MetaLingo-Indirect-Metaphor

This model is a fine-tuned version of Microsoft DeBERTa-v3-large for binary indirect metaphor detection in English at token level, trained on the VU Amsterdam Metaphor Corpus (VUAMC). It is produced by a two-stage knowledge distillation pipeline: Stage 1 transfers knowledge from an auxiliary teacher model via soft-label distillation on an out-of-domain reference corpus (BE06, ~954K tokens), and Stage 2 fine-tunes on the VUAMC gold standard with hard labels. Annotation follows MIPVU (Steen et al. 2010); only indirect metaphors (metaphor_type == "met") are labeled positive.

Model description

  • Base model: microsoft/deberta-v3-large
  • Task: Token classification (binary metaphor detection)
  • Training unit: Sentences, word-level labels
  • Teacher model (Stage 1): An auxiliary DeBERTa-v3-large indirect-metaphor classifier used to produce soft labels for Stage 1 distillation; not released as a standalone model.

Two-stage distillation pipeline

Stage 1 — Distillation on BE06 (~954K tokens). The student is pre-trained with KL-divergence distillation (temperature = 2.0) against soft labels produced by an auxiliary DeBERTa-v3-large teacher specialized for indirect-metaphor detection. All Stage 1 training happens on BE06, a British-English reference corpus that is completely independent of VUAMC (different source corpus, different documents, zero overlap). This stage exposes the student to a much larger and more varied token distribution than VUAMC alone provides, giving it a strong initialization for metaphor detection before it ever sees a VUAMC sentence.

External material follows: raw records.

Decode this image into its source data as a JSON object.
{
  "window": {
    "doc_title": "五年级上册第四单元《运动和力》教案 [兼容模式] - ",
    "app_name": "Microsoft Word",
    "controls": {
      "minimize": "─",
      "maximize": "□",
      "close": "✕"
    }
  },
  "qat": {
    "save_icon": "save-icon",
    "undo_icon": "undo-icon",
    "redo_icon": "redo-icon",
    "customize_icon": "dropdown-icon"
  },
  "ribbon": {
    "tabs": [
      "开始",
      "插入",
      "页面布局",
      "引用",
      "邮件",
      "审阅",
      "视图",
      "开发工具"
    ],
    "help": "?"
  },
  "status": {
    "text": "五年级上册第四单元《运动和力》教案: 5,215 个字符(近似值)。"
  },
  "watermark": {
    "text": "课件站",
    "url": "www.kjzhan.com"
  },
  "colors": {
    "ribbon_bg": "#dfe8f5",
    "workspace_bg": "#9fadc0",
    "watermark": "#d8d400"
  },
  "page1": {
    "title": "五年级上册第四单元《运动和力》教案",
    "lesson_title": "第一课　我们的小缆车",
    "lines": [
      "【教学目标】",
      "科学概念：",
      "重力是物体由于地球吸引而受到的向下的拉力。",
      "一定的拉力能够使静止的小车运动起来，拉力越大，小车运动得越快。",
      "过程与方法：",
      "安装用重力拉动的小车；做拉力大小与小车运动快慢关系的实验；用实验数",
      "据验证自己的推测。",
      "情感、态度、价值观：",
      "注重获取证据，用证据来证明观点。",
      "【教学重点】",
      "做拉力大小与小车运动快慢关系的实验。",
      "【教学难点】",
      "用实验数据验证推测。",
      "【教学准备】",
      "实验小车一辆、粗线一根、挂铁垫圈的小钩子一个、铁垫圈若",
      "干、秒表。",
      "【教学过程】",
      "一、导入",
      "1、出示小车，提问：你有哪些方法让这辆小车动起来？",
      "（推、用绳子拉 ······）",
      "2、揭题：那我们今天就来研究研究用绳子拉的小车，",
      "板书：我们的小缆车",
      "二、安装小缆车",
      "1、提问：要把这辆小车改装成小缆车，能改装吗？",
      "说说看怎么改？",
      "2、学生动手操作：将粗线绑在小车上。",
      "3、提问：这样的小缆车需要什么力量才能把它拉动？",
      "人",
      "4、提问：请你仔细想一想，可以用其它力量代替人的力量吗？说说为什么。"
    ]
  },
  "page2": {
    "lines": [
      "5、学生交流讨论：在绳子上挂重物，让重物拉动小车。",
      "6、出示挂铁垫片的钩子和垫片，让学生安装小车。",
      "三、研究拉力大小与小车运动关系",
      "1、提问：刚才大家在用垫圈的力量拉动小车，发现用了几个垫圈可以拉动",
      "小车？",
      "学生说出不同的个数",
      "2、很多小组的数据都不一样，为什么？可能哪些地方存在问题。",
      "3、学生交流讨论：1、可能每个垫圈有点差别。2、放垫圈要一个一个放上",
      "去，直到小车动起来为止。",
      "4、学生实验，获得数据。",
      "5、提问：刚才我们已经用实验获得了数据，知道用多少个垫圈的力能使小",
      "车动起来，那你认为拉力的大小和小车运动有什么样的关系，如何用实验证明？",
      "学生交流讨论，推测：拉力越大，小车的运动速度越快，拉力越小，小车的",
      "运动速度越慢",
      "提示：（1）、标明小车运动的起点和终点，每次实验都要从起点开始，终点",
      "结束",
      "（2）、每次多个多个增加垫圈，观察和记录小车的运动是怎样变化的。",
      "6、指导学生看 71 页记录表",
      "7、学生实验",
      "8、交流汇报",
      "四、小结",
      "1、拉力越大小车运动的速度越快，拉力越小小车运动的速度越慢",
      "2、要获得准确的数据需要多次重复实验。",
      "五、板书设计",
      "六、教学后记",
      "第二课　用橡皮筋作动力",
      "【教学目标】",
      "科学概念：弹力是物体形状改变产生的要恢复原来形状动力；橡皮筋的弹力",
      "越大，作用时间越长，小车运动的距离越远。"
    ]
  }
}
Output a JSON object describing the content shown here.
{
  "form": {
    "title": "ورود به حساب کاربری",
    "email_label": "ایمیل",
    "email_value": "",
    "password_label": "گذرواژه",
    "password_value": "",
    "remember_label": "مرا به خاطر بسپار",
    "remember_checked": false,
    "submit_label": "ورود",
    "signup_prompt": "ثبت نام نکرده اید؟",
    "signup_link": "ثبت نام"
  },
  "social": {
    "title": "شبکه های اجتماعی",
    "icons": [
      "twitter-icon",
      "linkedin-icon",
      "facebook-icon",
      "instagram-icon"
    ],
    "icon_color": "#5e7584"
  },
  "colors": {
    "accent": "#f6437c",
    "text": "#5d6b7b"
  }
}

Stage 2 — Gold fine-tuning on VUAMC (90 train docs). Starting from the Stage 1 checkpoint, the model is fine-tuned with hard-label cross-entropy on the 90-document official VUAMC training split (10% randomly held out as dev, seed=42), then evaluated once on the 27-document official test split.

Because Stage 1 never touches VUAMC at all, the official 27-document test split remains completely unseen until the single final evaluation — the test set is never contaminated.

Training & evaluation data

  • Dataset: VUAMC (VU Amsterdam Metaphor Corpus), covering four registers: News, Academic, Fiction, Conversation.
  • Split: Official NAACL FLP partition (Leong et al. 2018): 90 train documents / 27 test documents. A random 10% of training sentences is held out as dev set (seed=42).
  • Test set: 27 documents, 4,080 sentences, 57,811 tokens, 6,697 gold metaphor tokens.

Training hyperparameters

Stage 1 (Distillation on BE06) Stage 2 (Fine-tune on VUAMC)
Loss KL Divergence (T=2) Cross-Entropy
Epochs 3 3
Learning rate 2e-5 6e-6
Effective batch size 32 (8×4) 16 (8×2)
Max length 192 192
Warmup ratio 0.1 0.1

Results

Evaluated on the official 27-document test split (NAACL FLP 2018):

Metric Value
F1 82.29
Precision 85.26
Recall 79.53
Accuracy 96.04

By genre

Genre is determined by BNC document ID per the NAACL FLP 2018 shared-task split (News: a*; Academic: b17, clw, cty, ecv; Fiction: bmw, ccw, faj; Conversation: k*).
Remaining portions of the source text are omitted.